Somalia a disaster waiting to happen
US Secretary of State Hillary Clinton’s seven-nation trip to Africa was partly meant to send a message that the continent still ranks high in American foreign policy agenda.
It follows President Barack Obama’s recent visit to Ghana.
Ours is a country reeling from the post-election violence whose instigators and perpetrators remain at large.
Barely a month ago, Kenya was ranked East Africa’s most corrupt nation by Transparency International.
Almost seven years after former President Moi left office, Kenyans remain angry at the political class, and they frown at the direction the country is taking, with new corruption, nepotism and tribal hatred becoming worse.
Even so, what was hot on Secretary Clinton’s agenda is the deteriorating security at the Horn (of Africa).
This week, the BBC carried reports about Australian police foiling a suicide attack that would have been debilitating.
Among those arrested were young Australian citizens of Lebanese and Somali descent with links to the Islamist radicals, Al-Shabaab.
This confirms our fears of a growing role of the hard line Islamists, who in barely a year, have expanded the ground they control in Somalia by marketing themselves as a viable alternative to the Transitional Federal Government (TFG), attracting fighters from Europe, South Asia and, according to recent reports, some states in US itself.
The TFG holds on to tenuous power only due to the 4,300-strong AU peacekeeping mission, and unless something is done, it is only a matter of time before Al-Shabaab overthrows it and starts running the show in Somalia.
Instability at the Horn goes back a long way – from when Italians and Britons divided the country.
Even during dictator Siad Barre’s reign, he was considered to be a mere ‘‘mayor’’ of Mogadishu; he could not control the whole of Somalia.
Eritrea, Ethiopia and Djibouti still have territorial disputes and continue to sponsor conflicts against one another.
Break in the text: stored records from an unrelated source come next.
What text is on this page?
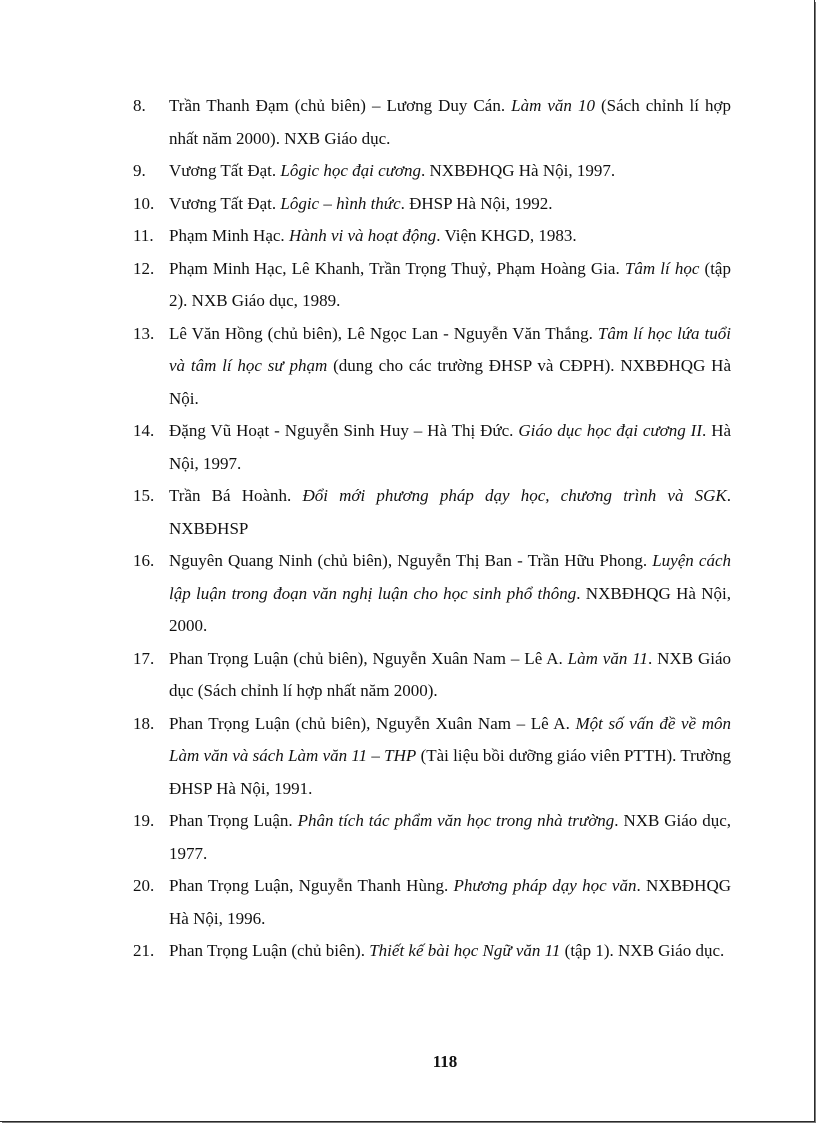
8. Trần Thanh Đạm (chủ biên) – Lương Duy Cán. Làm văn 10 (Sách chỉnh lí hợp nhất năm 2000). NXB Giáo dục.
9. Vương Tất Đạt. Lôgic học đại cương. NXBĐHQG Hà Nội, 1997.
10. Vương Tất Đạt. Lôgic – hình thức. ĐHSP Hà Nội, 1992.
11. Phạm Minh Hạc. Hành vi và hoạt động. Viện KHGD, 1983.
12. Phạm Minh Hạc, Lê Khanh, Trần Trọng Thuỷ, Phạm Hoàng Gia. Tâm lí học (tập 2). NXB Giáo dục, 1989.
13. Lê Văn Hồng (chủ biên), Lê Ngọc Lan - Nguyễn Văn Thắng. Tâm lí học lứa tuổi và tâm lí học sư phạm (dung cho các trường ĐHSP và CĐPH). NXBĐHQG Hà Nội.
14. Đặng Vũ Hoạt - Nguyễn Sinh Huy – Hà Thị Đức. Giáo dục học đại cương II. Hà Nội, 1997.
15. Trần Bá Hoành. Đổi mới phương pháp dạy học, chương trình và SGK. NXBĐHSP
16. Nguyên Quang Ninh (chủ biên), Nguyễn Thị Ban - Trần Hữu Phong. Luyện cách lập luận trong đoạn văn nghị luận cho học sinh phổ thông. NXBĐHQG Hà Nội, 2000.
17. Phan Trọng Luận (chủ biên), Nguyễn Xuân Nam – Lê A. Làm văn 11. NXB Giáo dục (Sách chỉnh lí hợp nhất năm 2000).
18. Phan Trọng Luận (chủ biên), Nguyễn Xuân Nam – Lê A. Một số vấn đề về môn Làm văn và sách Làm văn 11 – THP (Tài liệu bồi dưỡng giáo viên PTTH). Trường ĐHSP Hà Nội, 1991.
19. Phan Trọng Luận. Phân tích tác phẩm văn học trong nhà trường. NXB Giáo dục, 1977.
20. Phan Trọng Luận, Nguyễn Thanh Hùng. Phương pháp dạy học văn. NXBĐHQG Hà Nội, 1996.
21. Phan Trọng Luận (chủ biên). Thiết kế bài học Ngữ văn 11 (tập 1). NXB Giáo dục.
118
These regional forces have continued to export their proxy conflicts to Somalia.
Closer home, North-Eastern Province tried to secede in the 1960s and join Somalia and the Shifta war that followed saw monstrous human rights violations against ethnic Somalis by our army.
Since then, successive governments have neglected the region in matters of development, which has made the area volatile with militias moving freely between Kenya and Ethiopia, Sudan, Eritrea and Somalia.
Thus, refugees have been fleeing the conflict and hunger in Somalia. In the refugee camp of Dadaab, almost a quarter of a million souls live in crowded and desperate conditions, without water, medicare and sanitation.
Every month, even with Kenya closing the border, 6,000 refugees arrive from Somalia. Because young people among the refugees live in such desperate conditions, they become easy prey to terrorists, who have been known to lure them to serve as fighters.
But what worries us more is the weakness of our security apparatus to confront territorial abuses by Al-Shabaab. An insecure Somalia is a danger to everyone, and we must all act in concert to help the country get a stable government.
Mr Nyawachi is a Fellow at the Institute of African Progress.